Powered by logic and large language models, DeepGO-SE predicts the biological role of proteins and could be used to aid drug discovery.
A new artificial intelligence (AI) tool that draws logical inferences about the function of unknown proteins promises to help scientists unravel the inner workings of the cell.
Developed by KAUST bioinformatics researcher Maxat Kulmanov and colleagues, the tool outperforms existing analytical methods for forecasting protein functions and is even able to analyze proteins with no clear matches in existing datasets.[1]

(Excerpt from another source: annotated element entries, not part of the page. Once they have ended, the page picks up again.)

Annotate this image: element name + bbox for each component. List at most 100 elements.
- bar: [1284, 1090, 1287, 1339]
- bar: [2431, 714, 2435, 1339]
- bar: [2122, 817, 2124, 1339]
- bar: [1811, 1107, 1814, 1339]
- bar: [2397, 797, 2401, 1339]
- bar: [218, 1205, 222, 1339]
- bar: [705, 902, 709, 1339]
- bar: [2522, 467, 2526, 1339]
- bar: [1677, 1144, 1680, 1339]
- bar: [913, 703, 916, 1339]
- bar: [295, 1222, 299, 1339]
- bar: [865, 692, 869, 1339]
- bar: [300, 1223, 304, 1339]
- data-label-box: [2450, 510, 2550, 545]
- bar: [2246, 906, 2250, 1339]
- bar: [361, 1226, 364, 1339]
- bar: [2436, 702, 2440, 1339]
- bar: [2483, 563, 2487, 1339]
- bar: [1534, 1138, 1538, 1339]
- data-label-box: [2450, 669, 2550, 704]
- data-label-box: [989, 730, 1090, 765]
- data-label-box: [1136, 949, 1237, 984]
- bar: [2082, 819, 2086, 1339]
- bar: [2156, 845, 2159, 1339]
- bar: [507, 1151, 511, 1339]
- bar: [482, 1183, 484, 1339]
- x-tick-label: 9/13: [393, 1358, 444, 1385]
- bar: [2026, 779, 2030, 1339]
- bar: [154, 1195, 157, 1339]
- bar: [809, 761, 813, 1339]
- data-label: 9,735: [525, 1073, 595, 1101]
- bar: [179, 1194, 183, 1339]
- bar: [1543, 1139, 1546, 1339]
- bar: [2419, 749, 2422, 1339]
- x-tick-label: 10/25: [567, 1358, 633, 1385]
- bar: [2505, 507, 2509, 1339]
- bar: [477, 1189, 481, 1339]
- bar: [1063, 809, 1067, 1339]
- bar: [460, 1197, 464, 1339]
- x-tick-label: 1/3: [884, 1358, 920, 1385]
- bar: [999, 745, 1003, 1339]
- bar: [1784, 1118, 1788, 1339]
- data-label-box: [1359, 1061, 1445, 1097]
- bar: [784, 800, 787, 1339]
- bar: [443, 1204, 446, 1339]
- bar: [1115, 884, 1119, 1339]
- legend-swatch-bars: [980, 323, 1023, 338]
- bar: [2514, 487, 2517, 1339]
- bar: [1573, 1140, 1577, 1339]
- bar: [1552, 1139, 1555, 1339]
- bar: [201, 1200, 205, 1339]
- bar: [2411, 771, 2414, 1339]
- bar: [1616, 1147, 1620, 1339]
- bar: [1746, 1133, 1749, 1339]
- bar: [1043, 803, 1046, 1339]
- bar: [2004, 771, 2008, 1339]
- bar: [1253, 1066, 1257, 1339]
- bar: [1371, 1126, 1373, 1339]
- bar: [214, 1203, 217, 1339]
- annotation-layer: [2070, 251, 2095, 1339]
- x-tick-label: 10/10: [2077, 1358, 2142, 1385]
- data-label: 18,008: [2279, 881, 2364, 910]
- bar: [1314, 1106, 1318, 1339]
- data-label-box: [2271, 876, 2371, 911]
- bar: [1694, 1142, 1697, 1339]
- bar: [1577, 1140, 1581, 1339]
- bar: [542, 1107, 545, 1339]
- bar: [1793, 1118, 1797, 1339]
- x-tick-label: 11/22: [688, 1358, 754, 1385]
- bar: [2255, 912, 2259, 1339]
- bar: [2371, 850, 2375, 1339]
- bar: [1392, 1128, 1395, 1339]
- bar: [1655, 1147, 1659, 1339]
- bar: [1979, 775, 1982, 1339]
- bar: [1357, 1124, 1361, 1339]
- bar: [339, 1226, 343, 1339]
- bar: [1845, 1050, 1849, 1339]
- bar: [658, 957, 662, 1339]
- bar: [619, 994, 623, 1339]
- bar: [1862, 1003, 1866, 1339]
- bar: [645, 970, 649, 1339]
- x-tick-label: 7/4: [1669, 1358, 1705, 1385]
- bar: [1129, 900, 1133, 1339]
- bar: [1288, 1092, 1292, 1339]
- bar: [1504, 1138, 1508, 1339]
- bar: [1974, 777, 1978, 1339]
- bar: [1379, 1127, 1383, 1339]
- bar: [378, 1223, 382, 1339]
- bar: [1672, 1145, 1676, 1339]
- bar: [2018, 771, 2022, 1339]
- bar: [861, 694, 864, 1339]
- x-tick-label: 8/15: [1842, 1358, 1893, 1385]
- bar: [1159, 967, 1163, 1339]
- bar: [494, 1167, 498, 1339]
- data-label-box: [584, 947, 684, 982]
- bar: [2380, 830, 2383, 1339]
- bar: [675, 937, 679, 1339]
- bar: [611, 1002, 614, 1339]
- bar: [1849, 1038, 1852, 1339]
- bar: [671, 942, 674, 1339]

The model, termed DeepGO-SE, takes advantage of large language models similar to those used by generative AI tools such as Chat-GPT. It then employs logical entailment to draw meaningful conclusions about molecular functions based on general biological principles about the way proteins work.
It essentially empowers computers to logically process outcomes by constructing models of part of the world — in this case, protein function — and inferring the most plausible scenario based on common sense and reasoning about what should happen in these world models.
“This method has many applications,” says Robert Hoehndorf, head of the KAUST Bio-Ontology Research Group, who supervised this research, “especially when it is necessary to reason over data and hypotheses generated by a neural network or another machine learning model,” he adds.
Kulmanov and Hoehndorf collaborated with KAUST’s Stefan Arold, as well as researchers at the Swiss Institute of Bioinformatics, to assess the model’s ability to decipher the functions of proteins whose role in the body are unknown.
The tool successfully used data regarding the amino acid sequence of a poorly understood protein and its known interactions with other proteins and precisely predicted its molecular functions. The model was so accurate that DeepGO-SE was ranked in the top twenty of more than 1,600 algorithms in an international competition of function prediction tools.
The KAUST team is now using the tool to investigate the functions of enigmatic proteins discovered in plants that thrive in the extreme environment of the Saudi Arabian desert. They hope that the findings will be useful for identifying novel proteins for biotechnological applications and would like other researchers to embrace the tool.
As Kulmanov explains: “DeepGO-SE’s ability to analyse uncharacterized proteins can facilitate tasks such as drug discovery, metabolic pathway analysis, disease associations, protein engineering, screening for specific proteins of interest and more.”